A Russian Proton-M space rocket lifted off from the Baikonur Cosmodrome on Monday carrying a European Space Agency probe designed to sniff out life on the surface of Mars.
The probe, known as ExoMars, was successfully delivered into a holding orbit around the Earth, where it will wait for a command from ground controllers to proceed on its seven-month voyage to the Red Planet early Tuesday.
The ExoMars probe is the first of a two-phase mission designed by the European Space Agency with its Russian counterpart, Roscosmos. The second stage will launch in 2018. The project is the first expedition sent to Mars with the explicit purpose of searching for signs of life.
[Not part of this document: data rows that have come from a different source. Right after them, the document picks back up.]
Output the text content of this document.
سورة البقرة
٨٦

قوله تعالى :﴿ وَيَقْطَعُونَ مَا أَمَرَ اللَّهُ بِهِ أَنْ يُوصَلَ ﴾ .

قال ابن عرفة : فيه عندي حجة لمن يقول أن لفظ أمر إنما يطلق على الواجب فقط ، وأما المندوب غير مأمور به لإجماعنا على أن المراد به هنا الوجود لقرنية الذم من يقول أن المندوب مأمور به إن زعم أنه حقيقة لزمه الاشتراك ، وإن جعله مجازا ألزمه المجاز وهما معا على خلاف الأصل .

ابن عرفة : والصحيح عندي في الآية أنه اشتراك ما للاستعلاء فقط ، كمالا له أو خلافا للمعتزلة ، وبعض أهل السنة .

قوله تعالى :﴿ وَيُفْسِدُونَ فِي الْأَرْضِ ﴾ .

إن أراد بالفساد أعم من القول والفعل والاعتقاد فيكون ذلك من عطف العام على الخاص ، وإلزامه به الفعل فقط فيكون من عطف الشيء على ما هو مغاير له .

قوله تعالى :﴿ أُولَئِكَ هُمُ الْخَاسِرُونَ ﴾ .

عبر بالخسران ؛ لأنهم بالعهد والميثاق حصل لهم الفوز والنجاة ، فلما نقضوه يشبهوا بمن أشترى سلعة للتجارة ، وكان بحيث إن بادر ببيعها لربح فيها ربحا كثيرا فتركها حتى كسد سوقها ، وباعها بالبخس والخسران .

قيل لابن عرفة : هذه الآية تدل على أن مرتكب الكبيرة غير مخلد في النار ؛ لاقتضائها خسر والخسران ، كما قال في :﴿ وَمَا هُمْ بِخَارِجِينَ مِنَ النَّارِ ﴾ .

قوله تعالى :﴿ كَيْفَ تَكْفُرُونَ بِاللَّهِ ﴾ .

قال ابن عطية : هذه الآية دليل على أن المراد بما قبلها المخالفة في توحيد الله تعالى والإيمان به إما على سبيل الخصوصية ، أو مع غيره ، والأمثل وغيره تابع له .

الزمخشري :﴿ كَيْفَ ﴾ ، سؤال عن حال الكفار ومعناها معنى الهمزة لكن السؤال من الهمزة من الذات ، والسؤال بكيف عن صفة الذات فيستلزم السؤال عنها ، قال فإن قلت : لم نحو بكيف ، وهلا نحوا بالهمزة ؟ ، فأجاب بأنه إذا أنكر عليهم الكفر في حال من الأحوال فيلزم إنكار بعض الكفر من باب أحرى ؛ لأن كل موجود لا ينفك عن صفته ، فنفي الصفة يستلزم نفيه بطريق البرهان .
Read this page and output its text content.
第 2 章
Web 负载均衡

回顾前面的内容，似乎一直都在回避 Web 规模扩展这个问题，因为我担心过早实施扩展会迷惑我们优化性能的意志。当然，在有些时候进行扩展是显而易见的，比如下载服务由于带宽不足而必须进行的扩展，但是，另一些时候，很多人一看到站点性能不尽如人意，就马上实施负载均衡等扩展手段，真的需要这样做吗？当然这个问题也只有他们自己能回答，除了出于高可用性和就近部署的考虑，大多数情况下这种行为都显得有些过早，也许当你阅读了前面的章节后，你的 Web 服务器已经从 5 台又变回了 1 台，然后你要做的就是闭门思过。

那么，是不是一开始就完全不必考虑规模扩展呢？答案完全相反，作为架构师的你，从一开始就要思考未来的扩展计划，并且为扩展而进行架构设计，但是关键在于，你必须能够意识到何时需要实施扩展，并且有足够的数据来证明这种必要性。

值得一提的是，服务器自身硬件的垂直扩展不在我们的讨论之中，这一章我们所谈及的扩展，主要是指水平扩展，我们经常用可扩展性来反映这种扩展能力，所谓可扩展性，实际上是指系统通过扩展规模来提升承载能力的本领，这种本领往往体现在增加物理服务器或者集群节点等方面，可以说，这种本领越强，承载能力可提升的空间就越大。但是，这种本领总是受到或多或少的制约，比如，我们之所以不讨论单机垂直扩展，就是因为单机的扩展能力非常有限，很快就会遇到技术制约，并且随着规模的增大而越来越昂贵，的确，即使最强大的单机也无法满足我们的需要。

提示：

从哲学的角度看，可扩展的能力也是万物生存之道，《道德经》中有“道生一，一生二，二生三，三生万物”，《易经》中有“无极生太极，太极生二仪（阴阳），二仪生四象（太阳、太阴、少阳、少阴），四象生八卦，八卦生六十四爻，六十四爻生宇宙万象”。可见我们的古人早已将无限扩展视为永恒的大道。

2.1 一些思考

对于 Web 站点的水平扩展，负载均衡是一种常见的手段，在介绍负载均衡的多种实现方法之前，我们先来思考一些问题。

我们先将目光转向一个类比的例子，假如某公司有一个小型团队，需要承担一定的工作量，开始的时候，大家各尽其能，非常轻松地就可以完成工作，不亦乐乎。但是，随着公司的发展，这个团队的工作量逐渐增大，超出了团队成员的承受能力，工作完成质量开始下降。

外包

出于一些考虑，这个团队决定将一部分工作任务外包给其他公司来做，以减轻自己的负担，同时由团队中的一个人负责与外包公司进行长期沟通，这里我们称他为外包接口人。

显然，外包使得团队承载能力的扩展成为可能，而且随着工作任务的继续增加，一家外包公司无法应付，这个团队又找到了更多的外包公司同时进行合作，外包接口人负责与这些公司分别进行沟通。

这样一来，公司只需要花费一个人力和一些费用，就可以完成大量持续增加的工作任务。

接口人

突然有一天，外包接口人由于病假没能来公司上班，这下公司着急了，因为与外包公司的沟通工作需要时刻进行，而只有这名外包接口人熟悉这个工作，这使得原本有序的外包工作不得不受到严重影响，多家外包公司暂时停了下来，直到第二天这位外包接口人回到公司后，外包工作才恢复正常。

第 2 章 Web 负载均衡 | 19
"The previous missions were aimed at finding water, but no mission was deliberately launched to find traces of life. This is the first time," said Daniel Rodionov, a laboratory head at Russia’s Space Research Institute told the TASS news agency Monday.
The ExoMars spacecraft carries with it two components: a Mars-orbiting satellite known as the Trace Gas Orbiter and a prototype landing vehicle known as Schiaparelli, which will test landing techniques for future Mars missions.
The two components will separate upon reaching Martian orbit in seven months. As the name suggests, the Trace Gas Orbiter will stay in space, while Schiaparelli makes a fiery descent to the Martian surface.
The Trace Gas Orbiter is intended to serve as an orbital communications link between Earth and a future ExoMars rover that is scheduled to launch on the 2018 segment of the two-part ExoMars project. That rover, according to current plans, will be designed for a six-month survey on the surface.
ExoMars was conceived as a collaborative effort with U.S. space agency NASA and the European Space Agency. Roscosmos joined the project in 2009, and NASA withdrew in 2012 due to funding constraints.
The Russian contribution to the project included the launch of ExoMars on a Proton-M rocket, the development of several scientific instruments for the probe, and the development of a landing system for the 2018 ExoMars rover.
The second phase of the mission may yet be delayed, however, according to recent statements from European and Russian space agency officials. Both are experiencing funding crunches, and in January ESA chief Jan Woerner predicted a delay of about two years.
Woerner’s comments were reinforced by Roscosmos head Igor Komarov before the ExoMars launch in Baikonur on Monday. Komarov said the two sides are “discussing” the possibility of rescheduling the launch to 2020, but stressed no final decision has yet been made.
The successful launch of the first stage of the ExoMars project will provide a much needed boost to Russia’s image as a spacefaring nation, according to Russian space industry analyst Pavel Luzin.
“The launch is important because we show that we can fulfill our obligations despite all our troubles in the space industry,” said Luzin. Moreover, the fact the mission took place amid turbulent East-West ties heightened its significance, he said.
Luzin predicted the mission’s presumed success is likely to have benefits for Russia’s space program, which is struggling to stay competitive. International cooperation can help Russia move forward in areas that is has fallen behind.
“It’s a question of what we do with this cooperation,” Luzin said. “Will we use it to modernize our industry and technology, or will we use it just as a prestige project? If it’s the latter, we are not going to succeed [in space],” he said.